Greta:
Gosh, that conversation moved on quickly. Steve and DM, is it still worth replying to earlier posts or will that confuse things?
I'd say it is. If I've been away and the conversation has moved on I try, as far as available time allows, to look back and see if anybody has said anything that it looks like they want me to reply to.
Greta:
An entity that is neither subject to time nor space. This is what life needs to evolve to become if it is to survive the final challenges thrown at it by the universe. It's easy to imagine that somewhere, sometime in the history of the universe there will come a branch of life that survives "the great filter" and, one by one, keeps solving the challenges of existence - the death of their planet, of their star, the disruption of their local galactic neighbourhood, the disruption of their galaxy and its eventual annihilation. Eventually the only way would be to no longer be dependent on matter, to be capable of living in and from spacetime itself.
A curious thought (that concluding sentence). But if, as some people would say, the concept of space-time is a model that exists inside our own heads which is useful for explaining our observations of the way various objects move around and interact with each other, what then?
Greta:
The models are also, by design, an underestimation of reality's richness. All we have are sketchy models. I respect and would not contradict theories as they have been tested by great minds, but scientific theories are not designed to tell us what is actually real, they tell us the most recent steps in the shared reliable information that we've worked out about reality so far.
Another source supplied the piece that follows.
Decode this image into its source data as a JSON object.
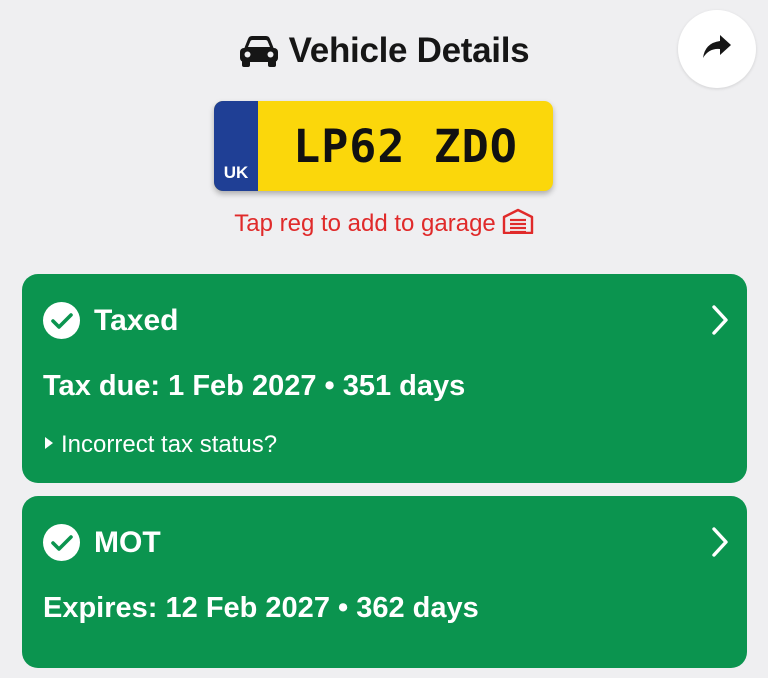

Here we're drifting back to a discussion of Idealism, Empiricism etc. Yes, it is a defining feature of models that they are incomplete - that they model a
subset of our observations and neglect others for the sake of simplicity. I don't think you have to refrain from contradicting them. Just contradict them by pointing out where they don't reflect a particular observation and where, therefore, another model might be useful. For example, Newton's theory of Universal Gravitation was a venerable model, and still is. But it doesn't accurately describe a particular aspect of the orbit of the planet Mercury (its perihelion precession) hence the invention of another useful model that does - General Relativity. And hence the invention of the concept called space-time.
Greta:
However, we are thrust into this existential situation of having to work out how to live our lives, which are not long enough to gain sufficient information or wait for science's answers. That means sharing ideas about the possible big picture, even if those ideas are not provable at this stage.
As has been discussed recently in the context of "how" questions versus "why" questions, I think the problem of working out how to live our lives isn't going to be solved by some future scientific theory. So there's nothing to wait for there. We might as well decide how to live our lives now, if we can.
I would think that if observation without prejudice had not been practised thousands of years ago, we'd still be living in caves. That is simply what brought us to this point. However, the myth of truly objective observation has been contradicted by QM. A system is not just a system but a larger system that includes the observer, including all of the sensory limits.
Yes, but I think one thing that QM taught us was that there were still prejudices - mental models that we learn from a very young age that turn out not to be universally applicable and, indeed, misleading when we're searching for ways to describe and predict some classes of observations. Yes, the idea that observation is a detached activity in which the observer's role can be neglected (an idea that always existed) was solidified into a
fundamental principle by QM.
A prejudice test: a recent experiment suggests that gravity does not impact on quantum spin. Assuming that the tests are duplicated independently enough times showing that QM and relativity truly cannot be reconciled, then would you then agree that dualism would then logically be true?
Dualism in the sense that there might, at a fundamental level, be more than one core principle of physics and that they might be forever separate? i.e. the loss of the concept of "Grand Unification"? Yes, if that's where the evidence leads. But it is interesting, isn't it, to ponder why we have that prejudice - that hunch - which tells us that there must be a single unifying principle to the universe? A kind of aversion to mess. That's why it was so disconcerting to many people when the nice neat models of particle physics started to get messed up with loads of new particles - a whole menagerie of them - a few decades ago. Or as a well known physicist said (in a restaurant analogy):
"Who ordered that?"
-- Updated Sat Sep 16, 2017 12:01 pm to add the following --
Correction of a typo:
When I said this:
Yes, the idea that observation is a detached activity in which the observer's role can be neglected (an idea that always existed) was solidified into a fundamental principle by QM.
I meant this:
Yes, the idea that observation is not a detached activity in which the observer's role can be neglected (an idea that always existed) was solidified into a fundamental principle by QM.